The contest was the AtCoder World Tour Finals 2025 Heuristic contest, held in Tokyo last week. Dębiak, competing under the name “Psyho,” faced off against multiple human coders and OpenAI’s OpenAIAHC, a simulated reasoning AI model related to OpenAI’s o3. The challenge was to solve a complex optimization problem over ten grueling hours, with scores based on the quality of solutions.
Humanity has prevailed (for now!)
I'm completely exhausted. I figured, I had 10h of sleep in the last 3 days and I'm barely alive.
I'll post more about the contest when I get some rest.
(To be clear, those are provisional results, but my lead should be big enough) pic.twitter.com/fIMo0ifNCd
— Psyho (@FakePsyho) July 16, 2025
Contestants could use any programming language allowed by AtCoder, but had to work on identical hardware and wait five minutes between submissions. Dębiak’s final score was 1,812,272,588,909, topping the leaderboard and beating the AI’s 1,654,675,725,406, a pretty tight race considering the stakes.
He posted his victory on X (formerly Twitter) with the defiant statement, “Humanity has prevailed (for now!)” yet confessed to being utterly drained after the marathon session. Ten hours of sleep over three days will do that to you.
OpenAI, in contrast, seemed content with its model’s silver medal. A company rep told Ars Technica that models like o3 rank in the top 100 for coding and math contests, but this was their first time snagging a top-three spot in a major competition. They praised the contest for testing strategic reasoning, long-term planning, and iterative improvement—just like a human would.
Worth notin,g though, Google DeepMind’s AI systems, AlphaProof and AlphaGeometry 2, scored silver medal level in a tough math competition last year, though they didn’t officially enter the event.

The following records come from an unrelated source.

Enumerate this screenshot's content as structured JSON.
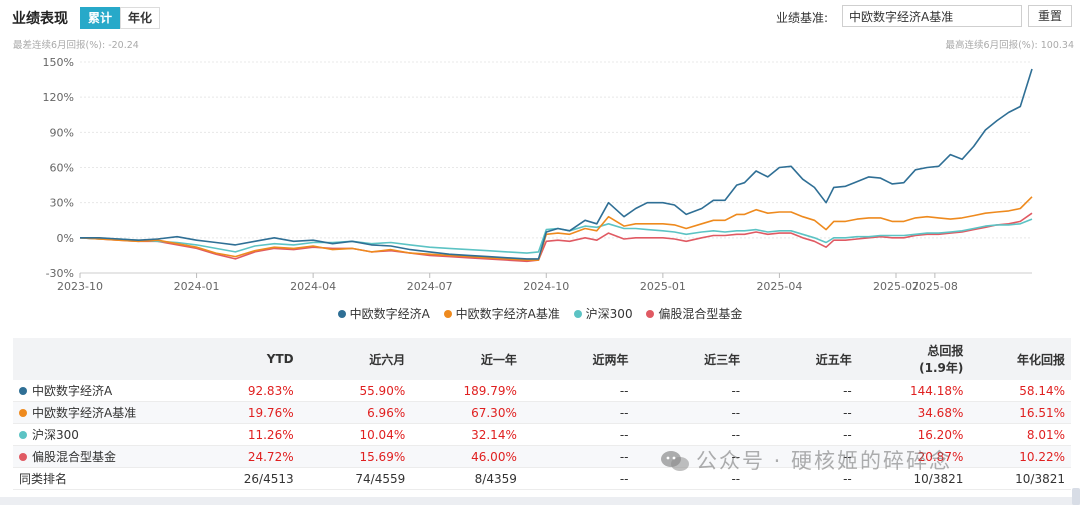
{
  "header": {
    "title": "业绩表现",
    "tabs": [
      {
        "label": "累计",
        "active": true
      },
      {
        "label": "年化",
        "active": false
      }
    ],
    "benchmark_label": "业绩基准:",
    "benchmark_value": "中欧数字经济A基准",
    "reset_label": "重置",
    "note_left": "最差连续6月回报(%): -20.24",
    "note_right": "最高连续6月回报(%): 100.34"
  },
  "chart_data": {
    "type": "line",
    "xlabel": "",
    "ylabel": "",
    "ylim": [
      -30,
      150
    ],
    "y_ticks": [
      "150%",
      "120%",
      "90%",
      "60%",
      "30%",
      "0%",
      "-30%"
    ],
    "y_tick_values": [
      150,
      120,
      90,
      60,
      30,
      0,
      -30
    ],
    "x_ticks": [
      "2023-10",
      "2024-01",
      "2024-04",
      "2024-07",
      "2024-10",
      "2025-01",
      "2025-04",
      "2025-07",
      "2025-08"
    ],
    "x_tick_months": [
      0,
      3,
      6,
      9,
      12,
      15,
      18,
      21,
      22
    ],
    "grid": true,
    "legend_position": "bottom",
    "series": [
      {
        "name": "中欧数字经济A",
        "color": "#2f6f95",
        "values": [
          [
            0,
            0
          ],
          [
            0.5,
            0
          ],
          [
            1,
            -1
          ],
          [
            1.5,
            -2
          ],
          [
            2,
            -1
          ],
          [
            2.5,
            1
          ],
          [
            3,
            -2
          ],
          [
            3.5,
            -4
          ],
          [
            4,
            -6
          ],
          [
            4.5,
            -3
          ],
          [
            5,
            0
          ],
          [
            5.5,
            -3
          ],
          [
            6,
            -2
          ],
          [
            6.5,
            -5
          ],
          [
            7,
            -3
          ],
          [
            7.5,
            -6
          ],
          [
            8,
            -7
          ],
          [
            8.5,
            -10
          ],
          [
            9,
            -12
          ],
          [
            9.5,
            -14
          ],
          [
            10,
            -15
          ],
          [
            10.5,
            -16
          ],
          [
            11,
            -17
          ],
          [
            11.5,
            -18
          ],
          [
            11.8,
            -18
          ],
          [
            12,
            5
          ],
          [
            12.3,
            8
          ],
          [
            12.6,
            6
          ],
          [
            13,
            15
          ],
          [
            13.3,
            12
          ],
          [
            13.6,
            30
          ],
          [
            14,
            18
          ],
          [
            14.3,
            25
          ],
          [
            14.6,
            30
          ],
          [
            15,
            30
          ],
          [
            15.3,
            28
          ],
          [
            15.6,
            20
          ],
          [
            16,
            25
          ],
          [
            16.3,
            32
          ],
          [
            16.6,
            32
          ],
          [
            16.9,
            45
          ],
          [
            17.1,
            47
          ],
          [
            17.4,
            57
          ],
          [
            17.7,
            52
          ],
          [
            18,
            60
          ],
          [
            18.3,
            61
          ],
          [
            18.6,
            50
          ],
          [
            18.9,
            43
          ],
          [
            19.2,
            30
          ],
          [
            19.4,
            43
          ],
          [
            19.7,
            44
          ],
          [
            20,
            48
          ],
          [
            20.3,
            52
          ],
          [
            20.6,
            51
          ],
          [
            20.9,
            46
          ],
          [
            21.2,
            47
          ],
          [
            21.5,
            58
          ],
          [
            21.8,
            60
          ],
          [
            22.1,
            61
          ],
          [
            22.4,
            71
          ],
          [
            22.7,
            67
          ],
          [
            23,
            78
          ],
          [
            23.3,
            92
          ],
          [
            23.6,
            100
          ],
          [
            23.9,
            107
          ],
          [
            24.2,
            112
          ],
          [
            24.5,
            144
          ]
        ]
      },
      {
        "name": "中欧数字经济A基准",
        "color": "#ee8a1e",
        "values": [
          [
            0,
            0
          ],
          [
            0.5,
            -1
          ],
          [
            1,
            -2
          ],
          [
            1.5,
            -3
          ],
          [
            2,
            -2
          ],
          [
            2.5,
            -5
          ],
          [
            3,
            -8
          ],
          [
            3.5,
            -13
          ],
          [
            4,
            -16
          ],
          [
            4.5,
            -11
          ],
          [
            5,
            -8
          ],
          [
            5.5,
            -9
          ],
          [
            6,
            -7
          ],
          [
            6.5,
            -10
          ],
          [
            7,
            -9
          ],
          [
            7.5,
            -12
          ],
          [
            8,
            -10
          ],
          [
            8.5,
            -13
          ],
          [
            9,
            -14
          ],
          [
            9.5,
            -15
          ],
          [
            10,
            -16
          ],
          [
            10.5,
            -17
          ],
          [
            11,
            -18
          ],
          [
            11.5,
            -19
          ],
          [
            11.8,
            -19
          ],
          [
            12,
            3
          ],
          [
            12.3,
            4
          ],
          [
            12.6,
            3
          ],
          [
            13,
            8
          ],
          [
            13.3,
            6
          ],
          [
            13.6,
            18
          ],
          [
            14,
            10
          ],
          [
            14.3,
            12
          ],
          [
            14.6,
            12
          ],
          [
            15,
            12
          ],
          [
            15.3,
            11
          ],
          [
            15.6,
            8
          ],
          [
            16,
            12
          ],
          [
            16.3,
            15
          ],
          [
            16.6,
            15
          ],
          [
            16.9,
            20
          ],
          [
            17.1,
            20
          ],
          [
            17.4,
            24
          ],
          [
            17.7,
            21
          ],
          [
            18,
            22
          ],
          [
            18.3,
            22
          ],
          [
            18.6,
            18
          ],
          [
            18.9,
            15
          ],
          [
            19.2,
            7
          ],
          [
            19.4,
            14
          ],
          [
            19.7,
            14
          ],
          [
            20,
            16
          ],
          [
            20.3,
            17
          ],
          [
            20.6,
            17
          ],
          [
            20.9,
            14
          ],
          [
            21.2,
            14
          ],
          [
            21.5,
            17
          ],
          [
            21.8,
            18
          ],
          [
            22.1,
            17
          ],
          [
            22.4,
            16
          ],
          [
            22.7,
            17
          ],
          [
            23,
            19
          ],
          [
            23.3,
            21
          ],
          [
            23.6,
            22
          ],
          [
            23.9,
            23
          ],
          [
            24.2,
            25
          ],
          [
            24.5,
            35
          ]
        ]
      },
      {
        "name": "沪深300",
        "color": "#5cc3c4",
        "values": [
          [
            0,
            0
          ],
          [
            0.5,
            -1
          ],
          [
            1,
            -1
          ],
          [
            1.5,
            -2
          ],
          [
            2,
            -3
          ],
          [
            2.5,
            -4
          ],
          [
            3,
            -6
          ],
          [
            3.5,
            -9
          ],
          [
            4,
            -12
          ],
          [
            4.5,
            -7
          ],
          [
            5,
            -5
          ],
          [
            5.5,
            -6
          ],
          [
            6,
            -4
          ],
          [
            6.5,
            -4
          ],
          [
            7,
            -3
          ],
          [
            7.5,
            -5
          ],
          [
            8,
            -4
          ],
          [
            8.5,
            -6
          ],
          [
            9,
            -8
          ],
          [
            9.5,
            -9
          ],
          [
            10,
            -10
          ],
          [
            10.5,
            -11
          ],
          [
            11,
            -12
          ],
          [
            11.5,
            -13
          ],
          [
            11.8,
            -12
          ],
          [
            12,
            7
          ],
          [
            12.3,
            8
          ],
          [
            12.6,
            6
          ],
          [
            13,
            10
          ],
          [
            13.3,
            9
          ],
          [
            13.6,
            12
          ],
          [
            14,
            8
          ],
          [
            14.3,
            8
          ],
          [
            14.6,
            7
          ],
          [
            15,
            6
          ],
          [
            15.3,
            5
          ],
          [
            15.6,
            3
          ],
          [
            16,
            5
          ],
          [
            16.3,
            6
          ],
          [
            16.6,
            5
          ],
          [
            16.9,
            6
          ],
          [
            17.1,
            6
          ],
          [
            17.4,
            7
          ],
          [
            17.7,
            5
          ],
          [
            18,
            6
          ],
          [
            18.3,
            6
          ],
          [
            18.6,
            3
          ],
          [
            18.9,
            0
          ],
          [
            19.2,
            -4
          ],
          [
            19.4,
            0
          ],
          [
            19.7,
            0
          ],
          [
            20,
            1
          ],
          [
            20.3,
            1
          ],
          [
            20.6,
            2
          ],
          [
            20.9,
            2
          ],
          [
            21.2,
            2
          ],
          [
            21.5,
            3
          ],
          [
            21.8,
            4
          ],
          [
            22.1,
            4
          ],
          [
            22.4,
            5
          ],
          [
            22.7,
            6
          ],
          [
            23,
            8
          ],
          [
            23.3,
            10
          ],
          [
            23.6,
            11
          ],
          [
            23.9,
            11
          ],
          [
            24.2,
            12
          ],
          [
            24.5,
            16
          ]
        ]
      },
      {
        "name": "偏股混合型基金",
        "color": "#e05a63",
        "values": [
          [
            0,
            0
          ],
          [
            0.5,
            -1
          ],
          [
            1,
            -2
          ],
          [
            1.5,
            -3
          ],
          [
            2,
            -3
          ],
          [
            2.5,
            -6
          ],
          [
            3,
            -9
          ],
          [
            3.5,
            -14
          ],
          [
            4,
            -18
          ],
          [
            4.5,
            -12
          ],
          [
            5,
            -9
          ],
          [
            5.5,
            -10
          ],
          [
            6,
            -8
          ],
          [
            6.5,
            -9
          ],
          [
            7,
            -9
          ],
          [
            7.5,
            -12
          ],
          [
            8,
            -11
          ],
          [
            8.5,
            -13
          ],
          [
            9,
            -15
          ],
          [
            9.5,
            -16
          ],
          [
            10,
            -17
          ],
          [
            10.5,
            -18
          ],
          [
            11,
            -19
          ],
          [
            11.5,
            -20
          ],
          [
            11.8,
            -19
          ],
          [
            12,
            -3
          ],
          [
            12.3,
            -2
          ],
          [
            12.6,
            -3
          ],
          [
            13,
            0
          ],
          [
            13.3,
            -2
          ],
          [
            13.6,
            4
          ],
          [
            14,
            -1
          ],
          [
            14.3,
            0
          ],
          [
            14.6,
            0
          ],
          [
            15,
            0
          ],
          [
            15.3,
            -1
          ],
          [
            15.6,
            -3
          ],
          [
            16,
            0
          ],
          [
            16.3,
            2
          ],
          [
            16.6,
            2
          ],
          [
            16.9,
            3
          ],
          [
            17.1,
            3
          ],
          [
            17.4,
            5
          ],
          [
            17.7,
            3
          ],
          [
            18,
            4
          ],
          [
            18.3,
            4
          ],
          [
            18.6,
            0
          ],
          [
            18.9,
            -3
          ],
          [
            19.2,
            -8
          ],
          [
            19.4,
            -2
          ],
          [
            19.7,
            -2
          ],
          [
            20,
            -1
          ],
          [
            20.3,
            0
          ],
          [
            20.6,
            1
          ],
          [
            20.9,
            0
          ],
          [
            21.2,
            0
          ],
          [
            21.5,
            2
          ],
          [
            21.8,
            3
          ],
          [
            22.1,
            3
          ],
          [
            22.4,
            4
          ],
          [
            22.7,
            5
          ],
          [
            23,
            7
          ],
          [
            23.3,
            9
          ],
          [
            23.6,
            11
          ],
          [
            23.9,
            12
          ],
          [
            24.2,
            14
          ],
          [
            24.5,
            21
          ]
        ]
      }
    ]
  },
  "table": {
    "columns": [
      "",
      "YTD",
      "近六月",
      "近一年",
      "近两年",
      "近三年",
      "近五年",
      "总回报\n(1.9年)",
      "年化回报"
    ],
    "col_total_line1": "总回报",
    "col_total_line2": "(1.9年)",
    "rows": [
      {
        "name": "中欧数字经济A",
        "color": "#2f6f95",
        "cells": [
          "92.83%",
          "55.90%",
          "189.79%",
          "--",
          "--",
          "--",
          "144.18%",
          "58.14%"
        ]
      },
      {
        "name": "中欧数字经济A基准",
        "color": "#ee8a1e",
        "cells": [
          "19.76%",
          "6.96%",
          "67.30%",
          "--",
          "--",
          "--",
          "34.68%",
          "16.51%"
        ]
      },
      {
        "name": "沪深300",
        "color": "#5cc3c4",
        "cells": [
          "11.26%",
          "10.04%",
          "32.14%",
          "--",
          "--",
          "--",
          "16.20%",
          "8.01%"
        ]
      },
      {
        "name": "偏股混合型基金",
        "color": "#e05a63",
        "cells": [
          "24.72%",
          "15.69%",
          "46.00%",
          "--",
          "--",
          "--",
          "20.87%",
          "10.22%"
        ]
      },
      {
        "name": "同类排名",
        "color": "",
        "cells": [
          "26/4513",
          "74/4559",
          "8/4359",
          "--",
          "--",
          "--",
          "10/3821",
          "10/3821"
        ]
      }
    ]
  },
  "watermark": "公众号 · 硬核姬的碎碎念"
}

This AtCoder contest is believed to be the first where an AI directly competed against human programmers.
While Dębiak’s win is a win for humanity, the fact that the AI came so close is a little unsettling if you ask me. Coders might be sharpening their skills, but AI development speed could soon tip the scales in favor of machines topping these leaderboards.
For now, though, Dębiak’s got the bragging rights, probably fueled by an energy drink and a much-needed nap. Chalk one up for the humans, but just barely.